Prima la denuncia dell’azienda nel reperire operai e impiegati specializzati. Poi l’arrivo, in pochi giorni, di 3mila curriculum. Poco dopo altro colpo di scena: la cancellazione, per i nuovi assunti, di un contratto “storico” come quello di secondo livello. Torna a far parlare di sé la Antonio Carraro, industria produttrice di trattori a Campodarsego.

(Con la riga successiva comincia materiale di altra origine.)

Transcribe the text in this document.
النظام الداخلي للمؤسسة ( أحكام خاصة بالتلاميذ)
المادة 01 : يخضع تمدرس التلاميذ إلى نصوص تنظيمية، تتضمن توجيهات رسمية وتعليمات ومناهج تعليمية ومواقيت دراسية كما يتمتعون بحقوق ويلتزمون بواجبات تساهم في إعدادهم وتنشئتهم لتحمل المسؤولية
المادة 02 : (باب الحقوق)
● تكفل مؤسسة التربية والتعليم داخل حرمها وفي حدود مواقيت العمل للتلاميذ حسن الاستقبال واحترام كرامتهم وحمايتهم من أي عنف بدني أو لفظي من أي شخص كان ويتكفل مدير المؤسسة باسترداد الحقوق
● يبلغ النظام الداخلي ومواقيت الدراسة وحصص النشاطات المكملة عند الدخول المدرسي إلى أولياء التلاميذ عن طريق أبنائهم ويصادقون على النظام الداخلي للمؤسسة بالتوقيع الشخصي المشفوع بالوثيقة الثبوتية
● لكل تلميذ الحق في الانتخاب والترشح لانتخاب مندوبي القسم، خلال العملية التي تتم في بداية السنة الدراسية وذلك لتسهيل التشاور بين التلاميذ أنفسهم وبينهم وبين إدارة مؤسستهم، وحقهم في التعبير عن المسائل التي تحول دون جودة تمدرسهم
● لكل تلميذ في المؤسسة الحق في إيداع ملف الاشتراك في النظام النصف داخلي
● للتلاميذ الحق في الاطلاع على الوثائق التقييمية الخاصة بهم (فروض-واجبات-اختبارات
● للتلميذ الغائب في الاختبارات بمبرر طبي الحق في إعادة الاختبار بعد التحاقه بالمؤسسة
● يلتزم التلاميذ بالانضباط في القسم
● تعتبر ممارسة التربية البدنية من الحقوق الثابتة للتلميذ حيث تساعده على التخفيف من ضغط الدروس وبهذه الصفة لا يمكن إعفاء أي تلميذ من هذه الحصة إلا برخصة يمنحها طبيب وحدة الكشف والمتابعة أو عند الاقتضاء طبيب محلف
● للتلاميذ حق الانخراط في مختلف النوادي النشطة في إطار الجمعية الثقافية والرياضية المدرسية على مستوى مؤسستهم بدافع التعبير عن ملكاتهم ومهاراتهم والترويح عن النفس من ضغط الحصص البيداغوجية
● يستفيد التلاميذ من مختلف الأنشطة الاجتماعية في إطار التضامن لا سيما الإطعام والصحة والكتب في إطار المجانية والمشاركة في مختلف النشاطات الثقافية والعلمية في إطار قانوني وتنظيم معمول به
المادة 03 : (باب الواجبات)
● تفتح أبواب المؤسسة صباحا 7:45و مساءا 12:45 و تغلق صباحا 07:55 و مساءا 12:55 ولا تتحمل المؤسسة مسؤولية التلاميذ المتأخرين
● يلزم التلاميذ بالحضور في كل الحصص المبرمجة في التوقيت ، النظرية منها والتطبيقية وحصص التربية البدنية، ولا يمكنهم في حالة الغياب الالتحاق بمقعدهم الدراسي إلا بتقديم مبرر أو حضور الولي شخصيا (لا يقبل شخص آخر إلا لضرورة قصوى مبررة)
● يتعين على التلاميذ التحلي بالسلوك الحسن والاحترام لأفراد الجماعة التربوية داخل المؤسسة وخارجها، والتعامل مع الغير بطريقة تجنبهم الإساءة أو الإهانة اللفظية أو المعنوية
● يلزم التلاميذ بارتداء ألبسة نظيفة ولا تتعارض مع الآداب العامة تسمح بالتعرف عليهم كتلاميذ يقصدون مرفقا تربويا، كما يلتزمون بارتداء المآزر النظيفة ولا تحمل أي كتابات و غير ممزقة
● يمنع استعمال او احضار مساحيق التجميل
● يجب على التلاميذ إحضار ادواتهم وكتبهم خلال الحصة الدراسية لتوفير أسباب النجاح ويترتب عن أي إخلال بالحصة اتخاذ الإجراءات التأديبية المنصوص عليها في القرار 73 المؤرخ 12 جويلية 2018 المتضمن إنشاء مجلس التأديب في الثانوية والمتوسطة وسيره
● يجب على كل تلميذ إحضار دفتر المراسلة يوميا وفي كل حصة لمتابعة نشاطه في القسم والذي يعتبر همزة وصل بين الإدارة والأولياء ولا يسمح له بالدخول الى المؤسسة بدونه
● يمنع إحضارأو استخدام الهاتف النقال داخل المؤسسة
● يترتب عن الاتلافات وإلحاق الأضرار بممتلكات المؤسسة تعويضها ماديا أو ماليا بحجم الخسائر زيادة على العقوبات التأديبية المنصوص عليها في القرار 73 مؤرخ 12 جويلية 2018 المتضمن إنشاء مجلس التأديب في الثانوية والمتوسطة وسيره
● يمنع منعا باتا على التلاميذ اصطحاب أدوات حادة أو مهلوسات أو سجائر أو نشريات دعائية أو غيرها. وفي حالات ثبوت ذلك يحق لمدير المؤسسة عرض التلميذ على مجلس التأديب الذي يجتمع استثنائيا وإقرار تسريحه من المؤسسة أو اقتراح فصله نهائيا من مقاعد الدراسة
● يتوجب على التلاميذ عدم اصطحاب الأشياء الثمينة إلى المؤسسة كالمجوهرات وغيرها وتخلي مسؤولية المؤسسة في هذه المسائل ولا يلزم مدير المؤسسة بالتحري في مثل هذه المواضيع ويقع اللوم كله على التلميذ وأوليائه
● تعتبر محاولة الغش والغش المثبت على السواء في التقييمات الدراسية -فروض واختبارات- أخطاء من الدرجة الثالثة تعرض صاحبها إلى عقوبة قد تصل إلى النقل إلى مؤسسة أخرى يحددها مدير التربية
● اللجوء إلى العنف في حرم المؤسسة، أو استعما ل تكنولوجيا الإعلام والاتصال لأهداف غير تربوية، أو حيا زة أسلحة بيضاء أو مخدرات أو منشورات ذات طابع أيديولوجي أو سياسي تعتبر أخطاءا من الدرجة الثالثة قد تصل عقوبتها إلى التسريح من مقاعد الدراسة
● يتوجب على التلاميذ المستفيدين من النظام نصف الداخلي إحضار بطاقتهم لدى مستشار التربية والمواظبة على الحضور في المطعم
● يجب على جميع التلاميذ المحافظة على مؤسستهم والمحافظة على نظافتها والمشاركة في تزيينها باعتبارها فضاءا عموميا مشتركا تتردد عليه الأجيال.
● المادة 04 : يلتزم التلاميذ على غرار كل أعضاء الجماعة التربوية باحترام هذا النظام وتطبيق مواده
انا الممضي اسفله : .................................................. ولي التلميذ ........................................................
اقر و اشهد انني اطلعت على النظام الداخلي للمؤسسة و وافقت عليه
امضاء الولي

Ma non sarebbe tutto oro ciò che luccica, stando a sentire la Fiom Cgil che ne segue le vicissitudini, definendo, senza giri di parole, quella denuncia uno “spot pubblicitario”. “Avremo modo di misurare nel tempo la coerenza e la credibilità della Antonio Carraro. Siamo convinti che le selezioni dello scorso anno abbiano rappresentato un autentico spot pubblicitario – afferma Anna Zanoni della Fiom Cgil di Padova –. Oggi sono le aziende che si arrogano il diritto di assumere chi vogliono, le leggi di questi ultimi anni, Jobs act in primis, hanno determinato una precarietà devastante. Ora il nostro auspicio è che l’azienda assuma e trasformi a tempo indeterminato i 23 contratti in somministrazione (17 lavoratori sono già stati assunti a tempo indeterminato nel corso dell’anno). Tra l’altro, i nuovi assunti da giugno 2017 non avranno una quota di salario importante per effetto della disdetta degli accordi aziendali che Carraro ha comunicato a inizio anno attraverso una grande operazione di riduzione dei costi. Ciò ha comportato l’aumento delle retribuzioni tolte ai nuovi assunti, così da creare lavoratori di serie A e B con una sperequazione inaccettabile. Un anno e mezzo fa abbiamo avanzato una proposta di riqualificazione professionale: dopo la consueta disponibilità iniziale da parte dei vertici, il silenzio. A tutt’oggi, il percorso concordato non è nemmeno mai iniziato”.